Menu

#7 Remove variant slowness

v1.0_(example)
open
nobody
query (1)
5
2012-12-10
2011-11-17
Bo Peng
No

When I delete a large proportion of variants from a project, 'vtools remove variants table' takes a very long time. This is because the query

'DELETE FROM variant WHERE variant_id IN (SELECT variant_id in table)'

needs to update indexes for every record, and remove records one by one is slow. A better method would be to

1. create a new table temp (with structure from variant)
2. INSERT INTO temp SELECT * FROM variant WHERE variant IN SELECT variant_id FROM table)
3. DROP TABLE variant;
4. rename temp to varant
5. rebuild indexes.

Discussion

  • Gao Wang

    Gao Wang - 2011-11-17

    Agreed.
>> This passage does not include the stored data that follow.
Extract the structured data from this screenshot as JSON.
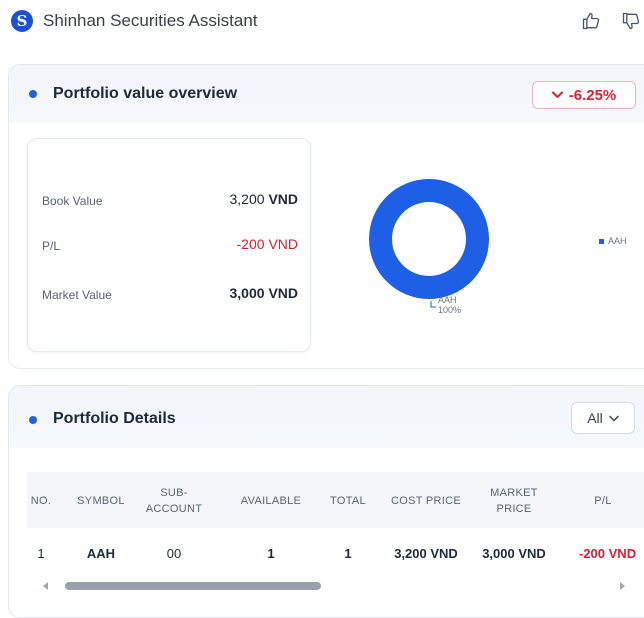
{
  "header": {
    "logo_letter": "S",
    "title": "Shinhan Securities Assistant"
  },
  "overview": {
    "title": "Portfolio value overview",
    "change": "-6.25%",
    "rows": [
      {
        "label": "Book Value",
        "number": "3,200",
        "currency": "VND"
      },
      {
        "label": "P/L",
        "number": "-200",
        "currency": "VND"
      },
      {
        "label": "Market Value",
        "number": "3,000",
        "currency": "VND"
      }
    ],
    "chart": {
      "slice_label": "AAH",
      "slice_percent": "100%",
      "legend": "AAH"
    }
  },
  "chart_data": {
    "type": "pie",
    "categories": [
      "AAH"
    ],
    "values": [
      100
    ],
    "legend_position": "right",
    "colors": [
      "#1d5fe6"
    ]
  },
  "details": {
    "title": "Portfolio Details",
    "filter_value": "All",
    "columns": [
      "NO.",
      "SYMBOL",
      "SUB-\nACCOUNT",
      "AVAILABLE",
      "TOTAL",
      "COST PRICE",
      "MARKET\nPRICE",
      "P/L"
    ],
    "rows": [
      {
        "no": "1",
        "symbol": "AAH",
        "sub_account": "00",
        "available": "1",
        "total": "1",
        "cost_price": "3,200 VND",
        "market_price": "3,000 VND",
        "pl": "-200 VND"
      }
    ]
  },
  "colors": {
    "accent": "#1d5fe6",
    "negative": "#e11d2e",
    "brand": "#1c4fd9"
  }
}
But I see that slowest part is in removing variants in samples -- processing each genotype table and get rid of variants. That'd take about 3 hrs on my SSD.

     
  • Bo Peng

    Bo Peng - 2011-11-17

    I have found 'vtools init --parent' is much faster in getting a project with required variants, so command 'vtools remove variants' should only be used for cases with a small number of variants (e.g. for quality control).

     
  • Bo Peng

    Bo Peng - 2011-11-17

    The slowness with removing variants from samples is because genotype tables do not have index. This can be easily fixed.